A recipe for the best, iced Christmas cookies, featuring homemade sugar cookies and an easy buttercream icing.
- 2 3/4 c all-purpose flour plus extra for rolling
- 1 tsp baking powder
- 1 tsp fine sea salt
- 1 c unsalted butter room temperature
- 1 1/4 c granulated sugar
- 1 large egg
- 3 tbsp half and half
- 1 tsp pure vanilla extract
- 1 tsp pure almond extract
- 1 cup + 2 tablespoons unsalted butter room temperature
- 2 3/4 cup powdered sugar
- Pinch fine sea salt
- 1 teaspoon pure vanilla extract
- Food coloring, if desired
In a mixing bowl, whisk together flour, baking powder and salt. Set aside until ready to use.
In the bowl of a stand mixer fitted with a paddle attachment, beat the butter on medium-high speed for 1-2 minutes. Alternatively, use a large mixing bowl and a handheld mixer. Add the sugar and beat on medium-high speed once again until light and fluffy, about 3 minutes. Scrape down the sides of the bowl and mix briefly once again. Add the egg and mix on medium speed until well-incorporated. Add the half and half, along with both the vanilla and almond extract and mix once more.
Add the flour in 3 separate additions, mixing on low after each addition. Do not over-mix. Divide the dough into two rounds and lay each atop a sheet of plastic wrap. Flatten into a disk shape, wrap and refrigerate until chilled, no less than 1 hour. The dough can be made a day in advance.
Preheat the oven to 350° and have ready cookie sheets lined with either parchment paper or a Silpat.
One at a time, lay the disks atop a large floured work surface. Lightly flour each side of the dough round. Begin rolling, from the middle outward in each direction, shifting the dough slightly after each roll to avoid sticking. Do this until the dough is a 1/4” in thickness. Cut out dough into desired shapes. Transfer the cookies to the prepared cookie sheets, spacing them at least 1 inch apart. Bake until the outer edges are just tinged with golden-brown, about 8-10 minutes. Remove from the oven and allow to cool completely before icing.

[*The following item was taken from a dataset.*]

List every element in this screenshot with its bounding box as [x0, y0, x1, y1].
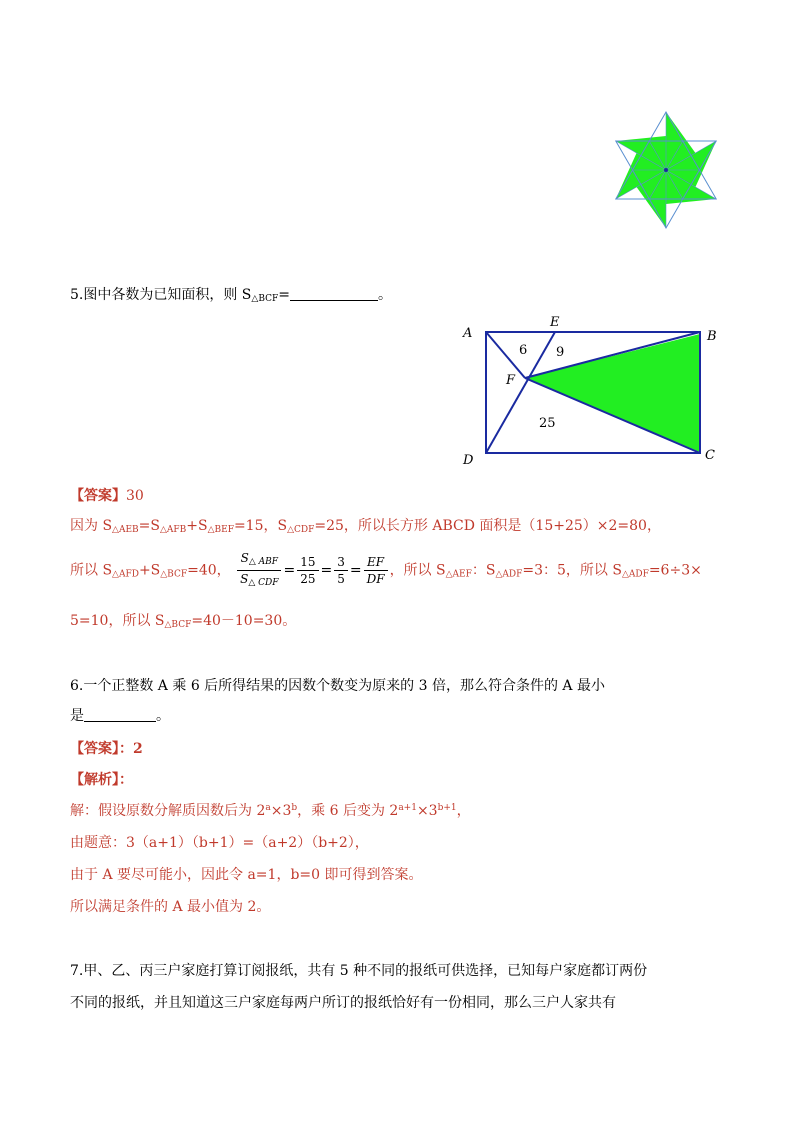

In the bowl of a stand mixer fitted with a paddle attachment, combine the butter and powdered sugar. If you do not have a stand mixer, use a large mixing bowl and a handheld mixer. Begin mixing on low speed, until most of the powdered sugar is mixed in, then increase the speed to medium-high. Mix until well-combined.
Add the salt, extract and desired amount of food coloring (if using), and mix once more.
Makes about 24 cookies and 1 1/2 cup of buttercream icing.